So, I am haunted by the memory of someone I may never have known.
I hear her voice sometimes, calling my name, especially in these early mornings when I can’t sleep. I try to remember the ways she hurt me, but it’s harder to think of those things while also realizing how I am forgetting he voice. The ghost is fading. And how weird is it that I mourn losing even that?
I don’t want Rosa. I just want to stop feeling the pain of losing her… and then I realize that the pain is all that makes it real, nothing else exists.
Vicky and I were talking about multiple universes the other day and, with that in mind, I think it’s important to realize that in some other universe, Rosa and I are still together and I am wishing her a happy 20th anniversary. In some universe, she and I never met and Vicky and I still found each other – maybe I’m even employed. Hell, why not? – and this date means nothing to me. This is neither of those places. In this universe, I lost Rosa and found Vicky and I am left to reconcile those two incontrovertible realities on my life.
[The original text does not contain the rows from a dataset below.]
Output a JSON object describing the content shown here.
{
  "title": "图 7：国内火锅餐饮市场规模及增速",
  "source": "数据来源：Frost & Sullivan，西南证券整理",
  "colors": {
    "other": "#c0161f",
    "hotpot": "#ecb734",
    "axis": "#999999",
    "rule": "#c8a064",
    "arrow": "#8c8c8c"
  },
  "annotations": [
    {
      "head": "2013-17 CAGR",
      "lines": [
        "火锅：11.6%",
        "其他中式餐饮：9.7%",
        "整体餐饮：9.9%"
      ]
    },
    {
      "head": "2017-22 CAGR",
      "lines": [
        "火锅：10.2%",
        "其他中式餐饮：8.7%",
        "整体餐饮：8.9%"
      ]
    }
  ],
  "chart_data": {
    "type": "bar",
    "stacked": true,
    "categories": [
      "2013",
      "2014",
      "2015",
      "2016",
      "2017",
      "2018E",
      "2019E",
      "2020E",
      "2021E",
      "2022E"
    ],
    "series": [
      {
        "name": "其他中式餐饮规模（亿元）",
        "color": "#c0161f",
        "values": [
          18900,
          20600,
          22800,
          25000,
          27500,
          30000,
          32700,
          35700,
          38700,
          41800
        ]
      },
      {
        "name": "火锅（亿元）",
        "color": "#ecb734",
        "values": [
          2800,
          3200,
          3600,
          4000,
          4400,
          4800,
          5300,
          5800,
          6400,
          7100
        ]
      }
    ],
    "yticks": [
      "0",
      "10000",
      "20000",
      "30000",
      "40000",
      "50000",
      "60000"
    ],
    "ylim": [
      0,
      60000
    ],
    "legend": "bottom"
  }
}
Vicky has brought joy to my life and being with her makes me immensely happy but that doesn’t erase my history. No, that’s just not how life works.
Life works like this: Ken and Rosa, twenty years ago, got married. I want to send them a wedding gift, telling them to embrace every moment of their lives together because they are finite, short, and fleeting. I can’t, of course. Instead, I’ll tell Vicky, just as I’m telling you.
Happy endings are an illusion. Happy Nows are what we should all hope to get.